Research demonstrates that when people experience an existential threat, they become more entrenched in their views. Increased threat and greater closemindedness are associated. Perhaps people under an ongoing sense of threat may be inclined to be lower in trait IH and that episodes of threat may decrease state IH for most people.

Ideological Moderation

Neither the extent to which people believe and practice a religion nor political affiliation correlate consistently with IH. But people who hold more extreme religious or political views, in whatever direction, tend to be lower in IH than people with moderate views. They may hold their beliefs more strongly that people who hold moderate beliefs. Generally, people who hold more extreme views tend to be less humble intellectually. Higher IH people may see more nuance and complexity in the issues they are addressing.

Can IH Levels Change?

Research suggests IH can change through either a personal decision to be more intellectually humble and through outside intervention. People must believe becoming more intellectually humble will benefit them. This belief may be associated, for example, to improved decision making, developing improved interpersonal relations, or developing organizations.
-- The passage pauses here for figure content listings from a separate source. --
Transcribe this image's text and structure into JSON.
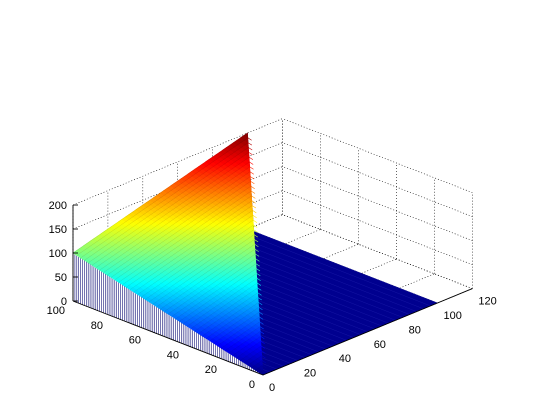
{
  "chart_data": {
    "type": "surface",
    "surface_definition": "z = x + y for x <= y; z = 0 for x > y",
    "x": {
      "range": [
        0,
        100
      ],
      "step": 1
    },
    "y": {
      "range": [
        0,
        100
      ],
      "step": 1
    },
    "corner_z": {
      "x0_y0": 0,
      "x0_y100": 100,
      "x100_y100": 200,
      "x100_y0": 0
    },
    "xlim": [
      0,
      120
    ],
    "ylim": [
      0,
      100
    ],
    "zlim": [
      0,
      200
    ],
    "x_ticks": [
      "0",
      "20",
      "40",
      "60",
      "80",
      "100",
      "120"
    ],
    "y_ticks": [
      "0",
      "20",
      "40",
      "60",
      "80",
      "100"
    ],
    "z_ticks": [
      "0",
      "50",
      "100",
      "150",
      "200"
    ],
    "grid": true,
    "colormap": "jet",
    "colors": {
      "low": "#00008f",
      "high": "#8f0000",
      "edge_lines": "#00006e"
    }
  }
}
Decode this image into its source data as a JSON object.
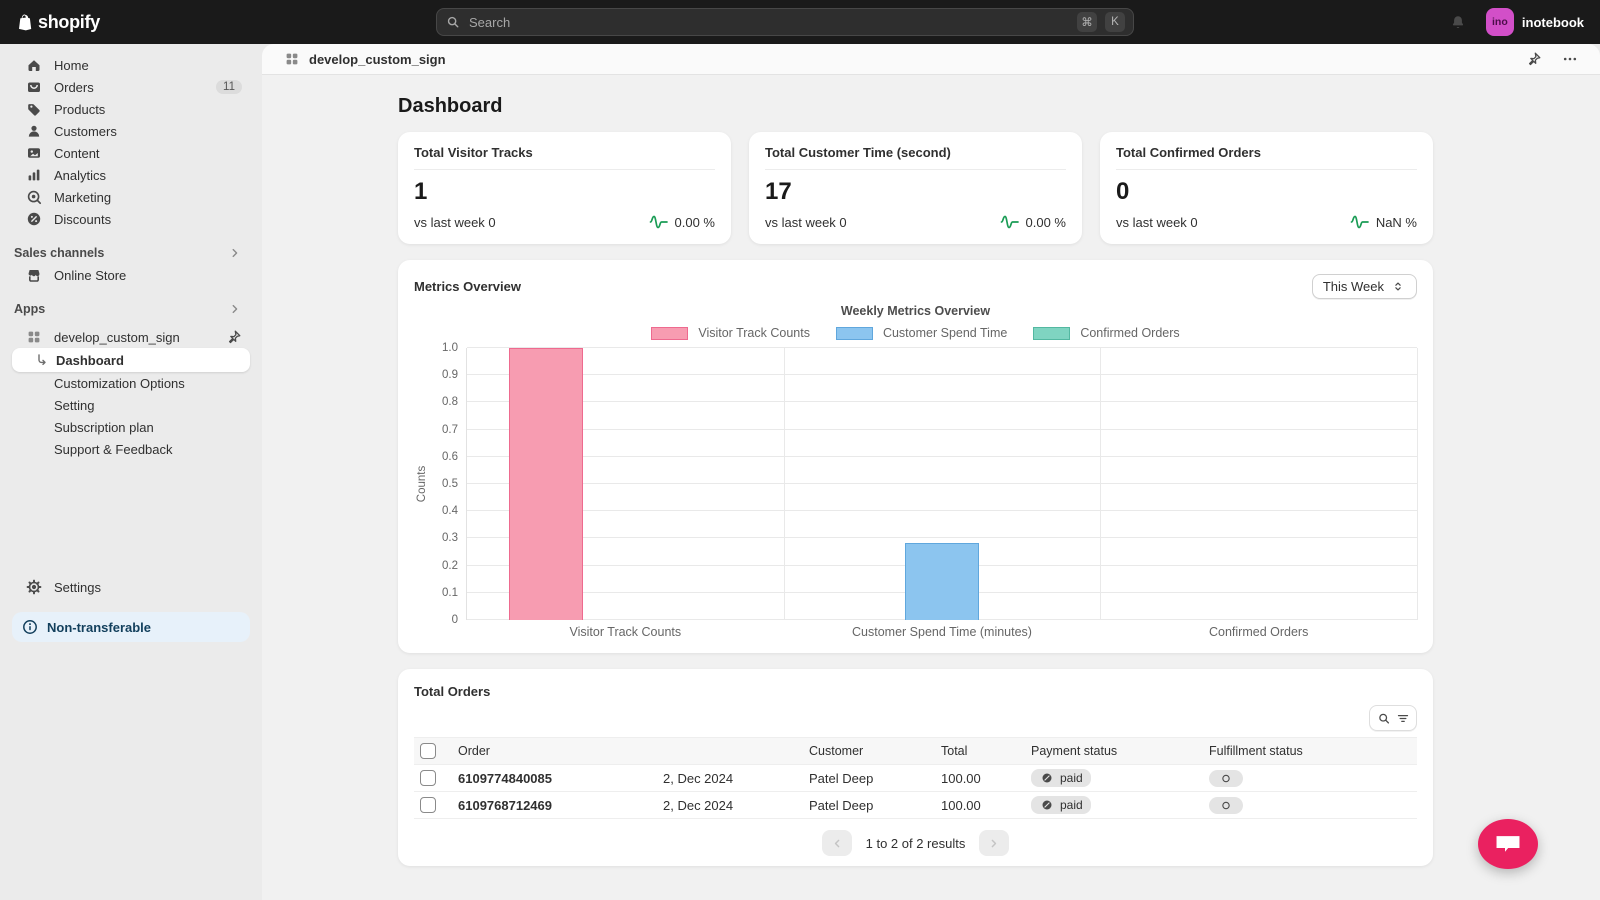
{
  "topbar": {
    "brand": "shopify",
    "search": {
      "placeholder": "Search",
      "shortcut_keys": [
        "⌘",
        "K"
      ]
    },
    "user": {
      "initials": "ino",
      "name": "inotebook",
      "avatar_color": "#d24fc8"
    }
  },
  "sidebar": {
    "nav": [
      {
        "label": "Home",
        "icon": "home-icon"
      },
      {
        "label": "Orders",
        "icon": "orders-icon",
        "badge": "11"
      },
      {
        "label": "Products",
        "icon": "products-icon"
      },
      {
        "label": "Customers",
        "icon": "customers-icon"
      },
      {
        "label": "Content",
        "icon": "content-icon"
      },
      {
        "label": "Analytics",
        "icon": "analytics-icon"
      },
      {
        "label": "Marketing",
        "icon": "marketing-icon"
      },
      {
        "label": "Discounts",
        "icon": "discounts-icon"
      }
    ],
    "sales_channels": {
      "title": "Sales channels",
      "items": [
        {
          "label": "Online Store",
          "icon": "store-icon"
        }
      ]
    },
    "apps": {
      "title": "Apps",
      "app": {
        "label": "develop_custom_sign",
        "icon": "app-grid-icon"
      },
      "subnav": [
        {
          "label": "Dashboard",
          "active": true
        },
        {
          "label": "Customization Options"
        },
        {
          "label": "Setting"
        },
        {
          "label": "Subscription plan"
        },
        {
          "label": "Support & Feedback"
        }
      ]
    },
    "settings_label": "Settings",
    "banner": "Non-transferable"
  },
  "header": {
    "title": "develop_custom_sign"
  },
  "page_title": "Dashboard",
  "metric_cards": [
    {
      "title": "Total Visitor Tracks",
      "value": "1",
      "compare": "vs last week 0",
      "delta": "0.00 %"
    },
    {
      "title": "Total Customer Time (second)",
      "value": "17",
      "compare": "vs last week 0",
      "delta": "0.00 %"
    },
    {
      "title": "Total Confirmed Orders",
      "value": "0",
      "compare": "vs last week 0",
      "delta": "NaN %"
    }
  ],
  "metrics_overview": {
    "title": "Metrics Overview",
    "range_selector": "This Week",
    "chart_data": {
      "type": "bar",
      "title": "Weekly Metrics Overview",
      "ylabel": "Counts",
      "ylim": [
        0,
        1
      ],
      "yticks": [
        "0",
        "0.1",
        "0.2",
        "0.3",
        "0.4",
        "0.5",
        "0.6",
        "0.7",
        "0.8",
        "0.9",
        "1.0"
      ],
      "categories": [
        "Visitor Track Counts",
        "Customer Spend Time (minutes)",
        "Confirmed Orders"
      ],
      "series": [
        {
          "name": "Visitor Track Counts",
          "values": [
            1,
            0,
            0
          ],
          "fill": "#f79cb1",
          "border": "#ee6a8f"
        },
        {
          "name": "Customer Spend Time",
          "values": [
            0,
            0.2833,
            0
          ],
          "fill": "#8cc5ef",
          "border": "#60a7dd"
        },
        {
          "name": "Confirmed Orders",
          "values": [
            0,
            0,
            0
          ],
          "fill": "#7fd4c1",
          "border": "#53b8a1"
        }
      ],
      "grid": true,
      "legend_position": "top"
    }
  },
  "orders": {
    "title": "Total Orders",
    "columns": [
      "Order",
      "Customer",
      "Total",
      "Payment status",
      "Fulfillment status"
    ],
    "rows": [
      {
        "order": "6109774840085",
        "date": "2, Dec 2024",
        "customer": "Patel Deep",
        "total": "100.00",
        "payment_status": "paid",
        "fulfillment_status": "O"
      },
      {
        "order": "6109768712469",
        "date": "2, Dec 2024",
        "customer": "Patel Deep",
        "total": "100.00",
        "payment_status": "paid",
        "fulfillment_status": "O"
      }
    ],
    "pagination": {
      "label": "1 to 2 of 2 results"
    }
  },
  "chat": {
    "color": "#ea2160"
  }
}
People must also believe that being higher in IH has no significant downside.

Comment:

The concept of IH can inform how we think about leaders and leadership and also how we think about the current nature of our polity and society. From the perspective of leadership, IH seems positively associated with the concept of mature leadership and dissonant with that of immature leadership as discussed in earlier posts. Prospectively, IH may be negatively associated with hubris and narcissism.  To me, high IH along with fallibilism may be requirements for leading in a world that is ambiguous, complex, and uncertain.

From the perspective of our polity, I reflect on the deterioration, especially since the mid-1990s, of comity and compromise within Congress. Without what is called “regular order” (among other changes) in Congress, choices and rhetoric has become increasingly binary and extreme. In our society, both media and cable news as well as our internet-based social media tend to illustrate, at least in my opinion, the evaporation of IH. I would go on to include public discourse and even civil society as exhibiting a dramatic decline in IH.

What may be most troubling is that low IH may now be be the dominant role modeling seen by society. For example, think about whether most people today believe certainty, decisiveness, and strength are very desirable attributes.

Future posts within the “how we got here” category and the “leadership” and “discontent and democracy” subcategories will deal with IH.